07 maio 2026

Minha opinião

Raimundo Rodrigues Pereira, presente!
Luciano Siqueira
instagram.com/lucianosiqueira65    

Uma amizade de cinco décadas alimentada a conta-gotas, muito menos pela frequência (esporádica) com que nos víamos, mais pela dimensão do diálogo em nossos encontros — de 1977 a anos recentes.

Ex-preso político empenhado na reorganização do PCdoB em Pernambuco e próximo da conclusão do curso médico, tornei-me responsável pela sucursal do jornal Movimento em momento de efervescência política: a anistia, o retorno de Miguel Arraes, Francisco Julião e outros tantos exilados, os primeiros impulsos do movimento sindical que se reorganizava, as batalhas travadas pelo então MDB nas últimas eleições sob a ditadura...

Algumas vezes, em reunião do jornal em São Paulo e semanalmente por correspondência, a partir do copião que enviava dando conta dos fatos mais relevantes cá na província, que poderiam ou não, a critério do editor Raimundo, ensejar matérias.

Nos anos que se seguiram, aqui e acolá nos vimos em diversas circunstâncias. 

Aparecia esporadicamente em Pernambuco para contatos políticos, oportunidade em que nos encontrávamos.

Algumas vezes, o governador Miguel Arraes me convidou para almoço com Raimundo.

— Vamos conversar, dizia Arraes. 

— De que se trata?

— Deve ser um projeto novo dele...

Sim, bem sabemos, Raimundo persistiu em projetos sucessivos: após Opinião e Movimento, Retrato do Brasil, Editora Manifesto...
Também aconteceu da mesma forma, anos depois, com o governador Eduardo Campos: almoço em palácio para ouvir Raimundo. 

Numa das vezes, tratava-se de reportagem em construção sobre a privatização da água nos centros urbanos.

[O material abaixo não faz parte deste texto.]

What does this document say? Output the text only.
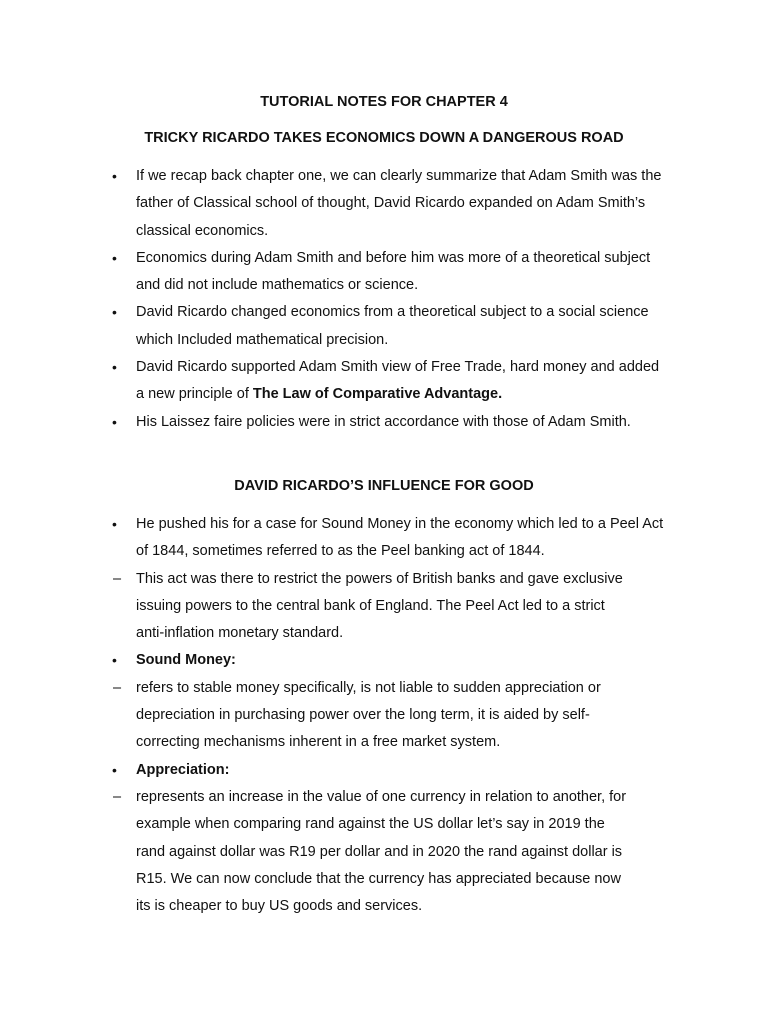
TUTORIAL NOTES FOR CHAPTER 4
TRICKY RICARDO TAKES ECONOMICS DOWN A DANGEROUS ROAD
• If we recap back chapter one, we can clearly summarize that Adam Smith was the father of Classical school of thought, David Ricardo expanded on Adam Smith’s classical economics.
• Economics during Adam Smith and before him was more of a theoretical subject and did not include mathematics or science.
• David Ricardo changed economics from a theoretical subject to a social science which Included mathematical precision.
• David Ricardo supported Adam Smith view of Free Trade, hard money and added a new principle of The Law of Comparative Advantage.
• His Laissez faire policies were in strict accordance with those of Adam Smith.
DAVID RICARDO’S INFLUENCE FOR GOOD
• He pushed his for a case for Sound Money in the economy which led to a Peel Act of 1844, sometimes referred to as the Peel banking act of 1844.
– This act was there to restrict the powers of British banks and gave exclusive issuing powers to the central bank of England. The Peel Act led to a strict anti-inflation monetary standard.
• Sound Money:
– refers to stable money specifically, is not liable to sudden appreciation or depreciation in purchasing power over the long term, it is aided by self-correcting mechanisms inherent in a free market system.
• Appreciation:
– represents an increase in the value of one currency in relation to another, for example when comparing rand against the US dollar let’s say in 2019 the rand against dollar was R19 per dollar and in 2020 the rand against dollar is R15. We can now conclude that the currency has appreciated because now its is cheaper to buy US goods and services.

Terminado o almoço, nos despedimos e ele permaneceu para uma primeira entrevista com o engenheiro João Bosco, presidente da Companhia Pernambucana de Saneamento, trazido à nossa presença pelo governador.

Quando vice-prefeito do Recife, reservava um expediente inteiro para recebê-lo, manhã ou tarde. Cabia tudo: literatura, imprensa e, naturalmente, a conjuntura política.

Numa das oportunidades, promovemos um debate público no auditório da Prefeitura em que ele discorreu sobre a situação política no mundo e no Brasil.

Para mim sempre um aprendizado. Concordando ou eventualmente divergindo, impressionava o absoluto rigor com que ele tratava as informações no exercício do jornalismo. 

Na epidemia do Zika vírus (2015-2016), a seu pedido, consegui que fosse recebido no Instituto Materno-Infantil de Pernambuco (IMIP), hoje Instituto de Medicina Integral Professor Fernando Figueira, para entrevistas com um núcleo de pesquisadores. 

Mais de um mês após me enviou por e-mail a primeira versão da reportagem contendo a ausculta de especialistas de vários centros de pesquisa e lavrada com a rigorosa objetividade de sempre. 

Nos anos recentes não tivemos mais contato, mas em inúmeras oportunidades me referi às nossas conversas e, sobretudo, à histórica aventura do jornal Movimento.

Como escreveu Carlos Azevedo no Portal Grabois, Raimundo morreu! Raimundo vive!